Los Angeles-based artist Christina Forrer’s weavings and drawings, on view at Luhring Augustine through Oct. 29, express relatable anxieties and fears through a childlike lens of the world.
Known for creating fantastical art that expresses chaos and evokes powerful emotions, Swiss-born and Los Angeles-based artist Christina Forrer is hosting her second solo exhibition at Luhring Augustine Gallery in Tribeca through Oct. 29.
Just from the street view of the gallery, the bright colors of Forrer’s weavings jump out from the windows. “Turnip Growing” and “Elephant on Chair,” both Boschian-inspired weavings, greet the viewer from the wall opposite the door and windows.
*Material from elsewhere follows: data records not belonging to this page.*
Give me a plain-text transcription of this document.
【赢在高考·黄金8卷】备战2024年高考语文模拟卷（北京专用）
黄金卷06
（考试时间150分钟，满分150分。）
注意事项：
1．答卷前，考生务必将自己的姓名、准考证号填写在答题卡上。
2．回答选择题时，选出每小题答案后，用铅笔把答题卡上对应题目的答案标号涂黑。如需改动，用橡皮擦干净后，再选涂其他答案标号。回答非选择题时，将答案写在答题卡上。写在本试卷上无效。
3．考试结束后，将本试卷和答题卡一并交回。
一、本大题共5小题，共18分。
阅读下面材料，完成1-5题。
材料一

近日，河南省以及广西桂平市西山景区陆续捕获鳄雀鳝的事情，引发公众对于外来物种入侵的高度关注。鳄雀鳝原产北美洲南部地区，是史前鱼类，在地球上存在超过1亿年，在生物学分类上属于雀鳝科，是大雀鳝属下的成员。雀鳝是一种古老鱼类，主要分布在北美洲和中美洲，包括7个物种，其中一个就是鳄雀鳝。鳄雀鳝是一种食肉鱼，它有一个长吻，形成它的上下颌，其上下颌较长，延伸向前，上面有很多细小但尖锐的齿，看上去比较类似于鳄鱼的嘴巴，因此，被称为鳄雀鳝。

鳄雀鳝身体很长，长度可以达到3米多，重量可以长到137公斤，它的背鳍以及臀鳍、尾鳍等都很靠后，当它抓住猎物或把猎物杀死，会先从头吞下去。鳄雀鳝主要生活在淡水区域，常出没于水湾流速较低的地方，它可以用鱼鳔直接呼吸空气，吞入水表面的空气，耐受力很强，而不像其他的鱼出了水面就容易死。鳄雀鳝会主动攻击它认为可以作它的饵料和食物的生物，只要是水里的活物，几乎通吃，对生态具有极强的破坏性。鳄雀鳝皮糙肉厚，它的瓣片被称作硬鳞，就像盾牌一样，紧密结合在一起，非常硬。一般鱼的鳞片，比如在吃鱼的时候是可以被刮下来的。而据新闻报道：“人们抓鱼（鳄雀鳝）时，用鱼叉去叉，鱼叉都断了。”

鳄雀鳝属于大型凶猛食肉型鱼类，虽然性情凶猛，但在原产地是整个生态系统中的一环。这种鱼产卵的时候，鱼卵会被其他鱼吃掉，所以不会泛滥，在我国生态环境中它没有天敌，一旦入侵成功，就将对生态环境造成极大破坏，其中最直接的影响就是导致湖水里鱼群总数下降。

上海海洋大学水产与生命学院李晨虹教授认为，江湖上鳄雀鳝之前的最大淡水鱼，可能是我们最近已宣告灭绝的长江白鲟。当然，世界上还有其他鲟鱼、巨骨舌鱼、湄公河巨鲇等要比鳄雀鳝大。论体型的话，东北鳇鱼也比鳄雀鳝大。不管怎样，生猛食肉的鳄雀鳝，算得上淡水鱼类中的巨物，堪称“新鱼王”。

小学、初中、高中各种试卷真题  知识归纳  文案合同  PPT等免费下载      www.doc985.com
Both textiles incorporate bright color blocks and caricature-inspired characters, including a purple bearded elephant sitting in a lounge chair with a girl hanging off its trunk. “Turnip Growing” includes worms, a knife-wielding man, a detached bloody foot, and most importantly, a turnip growing out of the ground. Turnips, presumably a symbol of Forrer’s fears, manifest themselves as an essential motif of her art throughout various pieces.
Forrer’s art magnetically pulls visitors into the gallery. While her drawings are displayed inside glass cases throughout the main showroom, the curatorial choice to hang the weavings around the perimeter of the room enhances the exhibit’s dynamism and creates a story.
Her work is emotionally striking, using conflict to cathect visitors and reflect on the challenges of everyday life. This chaos is expressed through common childhood fears, which make the walk around the gallery an immersive and cathartic experience.